Re: [PATCH V7 1/2] PM / Domains: Add support to select performance-state of domains

From: Viresh Kumar
Date: Thu Jun 08 2017 - 03:05:14 EST


On 07-06-17, 14:26, Ulf Hansson wrote:
> On 17 May 2017 at 09:02, Viresh Kumar <viresh.kumar@xxxxxxxxxx> wrote:

> Apologize for the delay! I was kind of waiting for Kevin to jump in as
> he has already been in the loop.

Thanks for getting these reviewed eventually :)

> > +bool pm_genpd_has_performance_state(struct device *dev)
> > +{
> > + struct generic_pm_domain *genpd = dev_to_genpd(dev);
> > +
> > + /* The parent domain must have set get_performance_state() */
> > + if (!IS_ERR(genpd) && genpd->get_performance_state)
> > + return true;
> > +
> > + return false;
> > +}
> > +EXPORT_SYMBOL_GPL(pm_genpd_has_performance_state);
>
> There is no protection from locking point view

I hope you are talking about not taking genpd_lock(genpd) here ? If yes, can you
please explain what kind of race will that protect here with an example ?

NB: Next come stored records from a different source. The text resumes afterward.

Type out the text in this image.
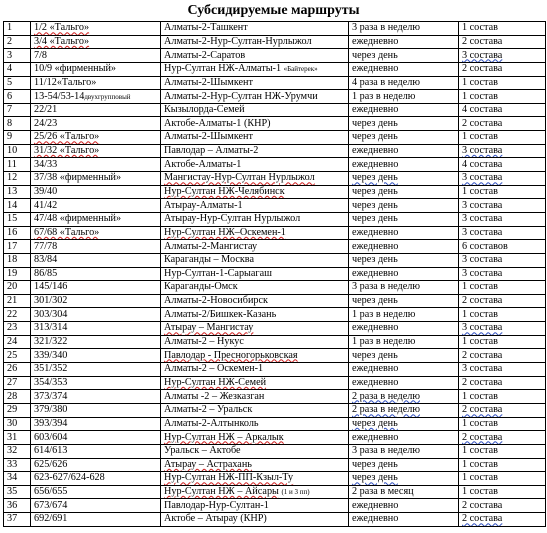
Субсидируемые маршруты
1	1/2 «Тальго»	Алматы-2-Ташкент	3 раза в неделю	1 состав
2	3/4 «Тальго»	Алматы-2-Нур-Султан-Нурлыжол	ежедневно	2 состава
3	7/8	Алматы-2-Саратов	через день	3 состава
4	10/9 «фирменный»	Нур-Султан НЖ-Алматы-1 «Байтерек»	ежедневно	2 состава
5	11/12«Тальго»	Алматы-2-Шымкент	4 раза в неделю	1 состав
6	13-54/53-14двухгрупповый	Алматы-2-Нур-Султан НЖ-Урумчи	1 раз в неделю	1 состав
7	22/21	Кызылорда-Семей	ежедневно	4 состава
8	24/23	Актобе-Алматы-1 (КНР)	через день	2 состава
9	25/26 «Тальго»	Алматы-2-Шымкент	через день	1 состав
10	31/32 «Тальго»	Павлодар – Алматы-2	ежедневно	3 состава
11	34/33	Актобе-Алматы-1	ежедневно	4 состава
12	37/38 «фирменный»	Мангистау-Нур-Султан Нурлыжол	через день	3 состава
13	39/40	Нур-Султан НЖ-Челябинск	через день	1 состав
14	41/42	Атырау-Алматы-1	через день	3 состава
15	47/48 «фирменный»	Атырау-Нур-Султан Нурлыжол	через день	3 состава
16	67/68 «Тальго»	Нур-Султан НЖ–Оскемен-1	ежедневно	3 состава
17	77/78	Алматы-2-Мангистау	ежедневно	6 составов
18	83/84	Караганды – Москва	через день	3 состава
19	86/85	Нур-Султан-1-Сарыагаш	ежедневно	3 состава
20	145/146	Караганды-Омск	3 раза в неделю	1 состав
21	301/302	Алматы-2-Новосибирск	через день	2 состава
22	303/304	Алматы-2/Бишкек-Казань	1 раз в неделю	1 состав
23	313/314	Атырау – Мангистау	ежедневно	3 состава
24	321/322	Алматы-2 – Нукус	1 раз в неделю	1 состав
25	339/340	Павлодар - Пресногорьковская	через день	2 состава
26	351/352	Алматы-2 – Оскемен-1	ежедневно	3 состава
27	354/353	Нур-Султан НЖ-Семей	ежедневно	2 состава
28	373/374	Алматы -2 – Жезказган	2 раза в неделю	1 состав
29	379/380	Алматы-2 – Уральск	2 раза в неделю	2 состава
30	393/394	Алматы-2-Алтынколь	через день	1 состав
31	603/604	Нур-Султан НЖ – Аркалык	ежедневно	2 состава
32	614/613	Уральск – Актобе	3 раза в неделю	1 состав
33	625/626	Атырау – Астрахань	через день	1 состав
34	623-627/624-628	Нур-Султан НЖ-ПП-Кзыл-Ту	через день	1 состав
35	656/655	Нур-Султан НЖ – Айсары (1 и 3 пп)	2 раза в месяц	1 состав
36	673/674	Павлодар-Нур-Султан-1	ежедневно	2 состава
37	692/691	Актобе – Атырау (КНР)	ежедневно	2 состава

As I really fail to see how can this be racy at all as we are just checking if
a callback is set or not.

> and there is no
> validation the pm_domain pointer being a valid genpd.

Isn't dev_to_genpd() already doing that? And the check !IS_ERR(genpd) is all we
need. Sorry if I missed something really stupid.

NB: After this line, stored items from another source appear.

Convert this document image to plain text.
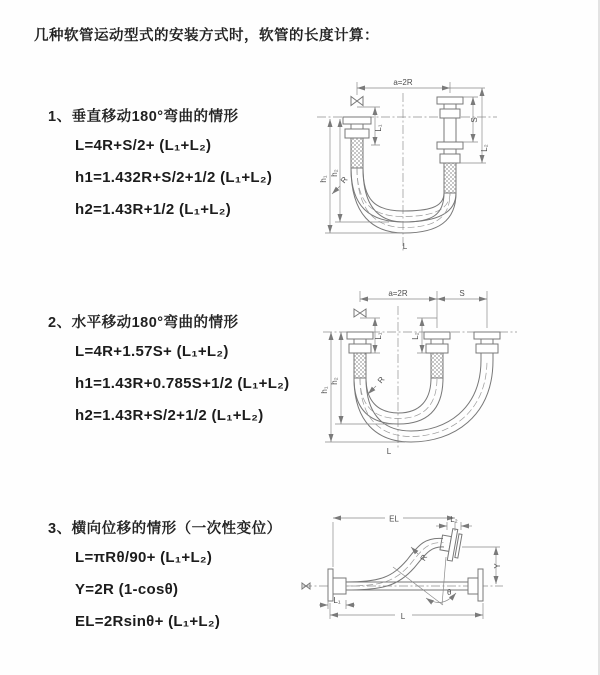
几种软管运动型式的安装方式时，软管的长度计算：
1、垂直移动180°弯曲的情形
L=4R+S/2+ (L₁+L₂)
h1=1.432R+S/2+1/2 (L₁+L₂)
h2=1.43R+1/2 (L₁+L₂)
2、水平移动180°弯曲的情形
L=4R+1.57S+ (L₁+L₂)
h1=1.43R+0.785S+1/2 (L₁+L₂)
h2=1.43R+S/2+1/2 (L₁+L₂)
3、横向位移的情形（一次性变位）
L=πRθ/90+ (L₁+L₂)
Y=2R (1-cosθ)
EL=2Rsinθ+ (L₁+L₂)
a=2R
h₁
h₂
L₁
S
L₂
R
L
a=2R	S
h₁
h₂
L₁	L₂
R
L
EL	L₂
Y
L
L₁
R
θ
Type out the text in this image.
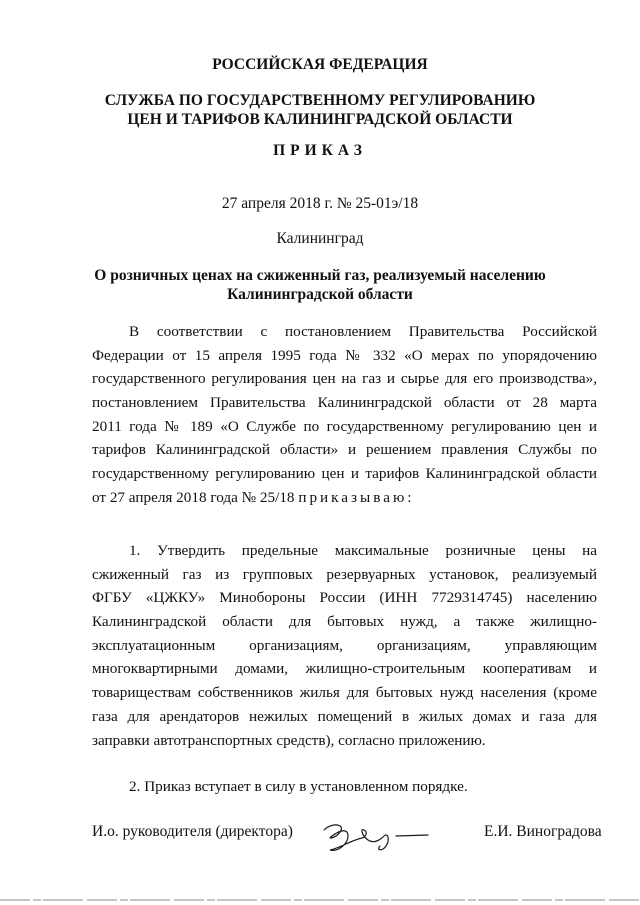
РОССИЙСКАЯ ФЕДЕРАЦИЯ
СЛУЖБА ПО ГОСУДАРСТВЕННОМУ РЕГУЛИРОВАНИЮ
ЦЕН И ТАРИФОВ КАЛИНИНГРАДСКОЙ ОБЛАСТИ
ПРИКАЗ
27 апреля 2018 г. № 25-01э/18
Калининград
О розничных ценах на сжиженный газ, реализуемый населению
Калининградской области
В соответствии с постановлением Правительства Российской
Федерации от 15 апреля 1995 года № 332 «О мерах по упорядочению
государственного регулирования цен на газ и сырье для его производства»,
постановлением Правительства Калининградской области от 28 марта
2011 года № 189 «О Службе по государственному регулированию цен и
тарифов Калининградской области» и решением правления Службы по
государственному регулированию цен и тарифов Калининградской области
от 27 апреля 2018 года № 25/18 приказываю:
1. Утвердить предельные максимальные розничные цены на
сжиженный газ из групповых резервуарных установок, реализуемый
ФГБУ «ЦЖКУ» Минобороны России (ИНН 7729314745) населению
Калининградской области для бытовых нужд, а также жилищно-
эксплуатационным организациям, организациям, управляющим
многоквартирными домами, жилищно-строительным кооперативам и
товариществам собственников жилья для бытовых нужд населения (кроме
газа для арендаторов нежилых помещений в жилых домах и газа для
заправки автотранспортных средств), согласно приложению.
2. Приказ вступает в силу в установленном порядке.
И.о. руководителя (директора)	Е.И. Виноградова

> Please study the locks that is used in genpd more carefully and try to
> figure out what is needed here. I know it's a bit tricky, but the
> above just isn't sufficient.

Sure.

> > +static int genpd_update_performance_state(struct generic_pm_domain *genpd,
> > + int depth)
> > +{
> > + struct generic_pm_domain_data *pd_data;
> > + struct generic_pm_domain *subdomain;
> > + struct pm_domain_data *pdd;
> > + unsigned int state = 0, prev;
> > + struct gpd_link *link;
> > + int ret;
> > +
> > + /* Traverse all devices within the domain */
> > + list_for_each_entry(pdd, &genpd->dev_list, list_node) {
> > + pd_data = to_gpd_data(pdd);
> > +
> > + if (pd_data->performance_state > state)
> > + state = pd_data->performance_state;
> > + }
> > +
> > + /* Traverse all subdomains within the domain */
> > + list_for_each_entry(link, &genpd->master_links, master_node) {
> > + subdomain = link->slave;
> > +
> > + if (subdomain->performance_state > state)
> > + state = subdomain->performance_state;
>
> You need to take the genpd lock of the subdomain before assigning this, right?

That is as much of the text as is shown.